A monument commemorating the treaty negotiations stands on the light station grounds, placed there in 1956 by the Kitsap County Historical Society and other organizations.
Site Description
The brick masonry light structure consists of three joined elements: a rectangular fog signal house (50 feet by 18.1 feet), a square tower (10 feet on a side) and a rectangular office (12 feet by 10 feet). The exterior walls of the three elements are stuccoed.
The fog signal house has three circular openings, one each on the north, east, and south sides, through which the trumpets projected. The tower joins on the west side and rises to a height of 28.5 feet. Access to the octagonal lantern is gained by a metal ladder. The lantern is glazed with large rectangular panes, one per side. There is a small door to the walkway. This walkway is supported on the exterior by sixteen large decorative wood brackets, four per side. The lens, marked USLNS 406, is a fourth order of the revolving type. The office, lying west of the tower, consists of one room with painted brick walls and exposed chamfered rafters. It is covered with a wood-shingled roof with decorative woodwork in the gable.
Color Scheme:
Grey: base
Dark Green: woodwork, railings, lantern
White: walls
Red: roof
Metallic Aluminum: ball ventilator atop lantern
Light Characteristics: 3 flashes on 10 sec period 0.1 sec flash
1.9 sec eclipse 0.1 sec flash
1.9 sec eclipse 0.1 sec flash 5.9 sec
Light List #2284
Height of focal plane above sea level: 27 feet
Range of light: 19 miles
Light Specs: 40,000 candlepower electric 300 watts
An associated nearby building is the oil house which was used for storing the fuel for the lamp.

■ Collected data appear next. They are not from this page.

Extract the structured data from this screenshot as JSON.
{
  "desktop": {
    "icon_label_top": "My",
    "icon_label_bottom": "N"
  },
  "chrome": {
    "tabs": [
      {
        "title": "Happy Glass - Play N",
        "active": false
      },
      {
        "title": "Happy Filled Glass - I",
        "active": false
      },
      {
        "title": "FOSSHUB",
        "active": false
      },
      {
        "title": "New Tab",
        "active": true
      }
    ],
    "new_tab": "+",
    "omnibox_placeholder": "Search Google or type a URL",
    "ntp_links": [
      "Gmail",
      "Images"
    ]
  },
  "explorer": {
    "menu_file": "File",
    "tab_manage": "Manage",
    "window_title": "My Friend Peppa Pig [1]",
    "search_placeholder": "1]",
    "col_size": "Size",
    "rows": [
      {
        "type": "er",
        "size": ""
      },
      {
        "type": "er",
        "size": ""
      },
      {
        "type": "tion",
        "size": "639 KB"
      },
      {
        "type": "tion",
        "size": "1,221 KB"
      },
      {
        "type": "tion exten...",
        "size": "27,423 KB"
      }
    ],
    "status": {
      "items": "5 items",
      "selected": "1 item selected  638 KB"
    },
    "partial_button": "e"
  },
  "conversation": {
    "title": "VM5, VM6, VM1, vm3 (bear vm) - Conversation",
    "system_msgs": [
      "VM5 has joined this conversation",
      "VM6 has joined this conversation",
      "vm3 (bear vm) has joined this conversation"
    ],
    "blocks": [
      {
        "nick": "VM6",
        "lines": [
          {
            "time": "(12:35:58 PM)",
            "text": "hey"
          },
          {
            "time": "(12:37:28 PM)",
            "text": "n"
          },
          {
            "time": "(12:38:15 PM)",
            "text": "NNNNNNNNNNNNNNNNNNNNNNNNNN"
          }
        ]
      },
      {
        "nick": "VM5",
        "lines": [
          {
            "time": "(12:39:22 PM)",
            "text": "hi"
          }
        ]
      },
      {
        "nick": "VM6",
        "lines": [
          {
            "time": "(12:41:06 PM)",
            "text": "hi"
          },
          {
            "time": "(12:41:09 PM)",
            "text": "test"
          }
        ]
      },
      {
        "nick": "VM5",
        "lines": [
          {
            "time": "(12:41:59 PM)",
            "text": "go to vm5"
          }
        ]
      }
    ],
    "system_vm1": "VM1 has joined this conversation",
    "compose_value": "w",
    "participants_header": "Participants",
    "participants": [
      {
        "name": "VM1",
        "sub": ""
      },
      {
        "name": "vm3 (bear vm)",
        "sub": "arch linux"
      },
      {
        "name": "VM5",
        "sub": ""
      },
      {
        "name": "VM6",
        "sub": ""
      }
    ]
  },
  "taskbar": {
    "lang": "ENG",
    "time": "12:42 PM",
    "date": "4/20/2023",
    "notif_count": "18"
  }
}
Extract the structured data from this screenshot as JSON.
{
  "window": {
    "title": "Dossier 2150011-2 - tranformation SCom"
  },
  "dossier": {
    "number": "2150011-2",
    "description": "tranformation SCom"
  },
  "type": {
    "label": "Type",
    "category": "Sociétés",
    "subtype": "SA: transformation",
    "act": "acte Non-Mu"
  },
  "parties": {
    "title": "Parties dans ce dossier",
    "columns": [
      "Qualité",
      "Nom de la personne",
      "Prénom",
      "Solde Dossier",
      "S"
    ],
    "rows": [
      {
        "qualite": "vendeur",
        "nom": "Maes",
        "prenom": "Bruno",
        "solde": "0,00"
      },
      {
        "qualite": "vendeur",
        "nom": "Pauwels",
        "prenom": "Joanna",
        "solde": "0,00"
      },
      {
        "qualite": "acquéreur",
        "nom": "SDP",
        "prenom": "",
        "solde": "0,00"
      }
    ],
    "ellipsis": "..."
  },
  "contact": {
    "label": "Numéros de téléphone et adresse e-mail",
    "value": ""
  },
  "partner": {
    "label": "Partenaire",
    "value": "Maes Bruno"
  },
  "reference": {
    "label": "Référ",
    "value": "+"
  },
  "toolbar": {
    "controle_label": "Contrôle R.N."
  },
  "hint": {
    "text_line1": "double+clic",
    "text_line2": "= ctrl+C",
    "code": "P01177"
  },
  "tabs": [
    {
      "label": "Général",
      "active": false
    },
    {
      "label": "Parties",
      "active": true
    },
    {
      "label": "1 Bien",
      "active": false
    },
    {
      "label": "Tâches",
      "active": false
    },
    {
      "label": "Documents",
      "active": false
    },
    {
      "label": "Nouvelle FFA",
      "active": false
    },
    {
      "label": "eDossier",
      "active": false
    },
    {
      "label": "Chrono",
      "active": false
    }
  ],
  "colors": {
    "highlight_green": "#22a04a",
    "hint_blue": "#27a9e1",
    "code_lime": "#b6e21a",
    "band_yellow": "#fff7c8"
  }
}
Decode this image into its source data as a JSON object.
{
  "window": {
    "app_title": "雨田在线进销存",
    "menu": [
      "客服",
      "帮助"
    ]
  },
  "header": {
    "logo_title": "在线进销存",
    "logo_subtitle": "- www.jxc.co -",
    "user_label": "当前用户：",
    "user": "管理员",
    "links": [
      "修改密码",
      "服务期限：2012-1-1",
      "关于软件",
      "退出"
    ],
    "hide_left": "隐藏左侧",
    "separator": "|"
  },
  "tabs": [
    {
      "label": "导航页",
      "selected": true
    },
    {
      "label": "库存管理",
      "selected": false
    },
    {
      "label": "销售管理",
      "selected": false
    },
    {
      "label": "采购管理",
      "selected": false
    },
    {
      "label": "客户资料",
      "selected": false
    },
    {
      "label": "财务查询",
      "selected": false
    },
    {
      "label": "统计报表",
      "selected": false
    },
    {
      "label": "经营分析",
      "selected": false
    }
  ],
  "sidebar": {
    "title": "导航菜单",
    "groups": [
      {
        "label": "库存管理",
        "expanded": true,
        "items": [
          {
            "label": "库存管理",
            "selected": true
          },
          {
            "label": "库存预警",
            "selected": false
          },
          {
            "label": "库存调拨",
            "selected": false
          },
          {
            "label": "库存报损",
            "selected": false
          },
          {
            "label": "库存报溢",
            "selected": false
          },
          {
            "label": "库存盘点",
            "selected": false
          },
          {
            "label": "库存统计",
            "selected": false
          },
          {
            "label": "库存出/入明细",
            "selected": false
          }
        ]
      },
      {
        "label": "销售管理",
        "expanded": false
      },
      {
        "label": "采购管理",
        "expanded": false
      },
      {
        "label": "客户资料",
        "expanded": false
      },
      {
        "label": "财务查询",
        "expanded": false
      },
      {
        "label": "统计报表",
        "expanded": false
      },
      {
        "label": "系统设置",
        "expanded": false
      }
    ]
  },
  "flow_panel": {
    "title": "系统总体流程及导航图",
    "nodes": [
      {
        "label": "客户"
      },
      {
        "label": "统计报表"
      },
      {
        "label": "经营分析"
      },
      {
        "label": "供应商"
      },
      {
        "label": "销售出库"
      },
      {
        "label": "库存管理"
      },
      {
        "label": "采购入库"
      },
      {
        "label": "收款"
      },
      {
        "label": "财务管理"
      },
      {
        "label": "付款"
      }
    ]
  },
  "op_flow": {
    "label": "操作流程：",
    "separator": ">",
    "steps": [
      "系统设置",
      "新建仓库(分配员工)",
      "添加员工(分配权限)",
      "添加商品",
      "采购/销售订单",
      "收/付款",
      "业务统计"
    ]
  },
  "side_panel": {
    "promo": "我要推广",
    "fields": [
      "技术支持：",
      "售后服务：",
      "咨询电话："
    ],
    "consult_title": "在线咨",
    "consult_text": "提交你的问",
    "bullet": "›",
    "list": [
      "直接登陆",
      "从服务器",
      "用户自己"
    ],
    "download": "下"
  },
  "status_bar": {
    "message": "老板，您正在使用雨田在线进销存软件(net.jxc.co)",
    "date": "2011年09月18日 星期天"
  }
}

The metal-sheathed oil house, 8' feet by 12' feet is located directly to the rear of the office section of the lighthouse. The door in the gable end leads directly from the exterior into the storage room. Although the corrugated sheet metal roof is now bereft of its ventilator, the building retains enough of its original character and fabric to indicate its intended function. This building and the light structure form a unified grouping at the end of the point protected by a stone breakwater.
At the entrance to the station are located the Keeper's dwelling and the office/shop. These wood-frame buildings of no discernible style or date, are typical of utilitarian structures common on government facilities. Both have undergone modifications through the years as dictated by changing lifestyles and usages. The remoteness of these structures from the light itself tends to divide the complex into two distinct groups.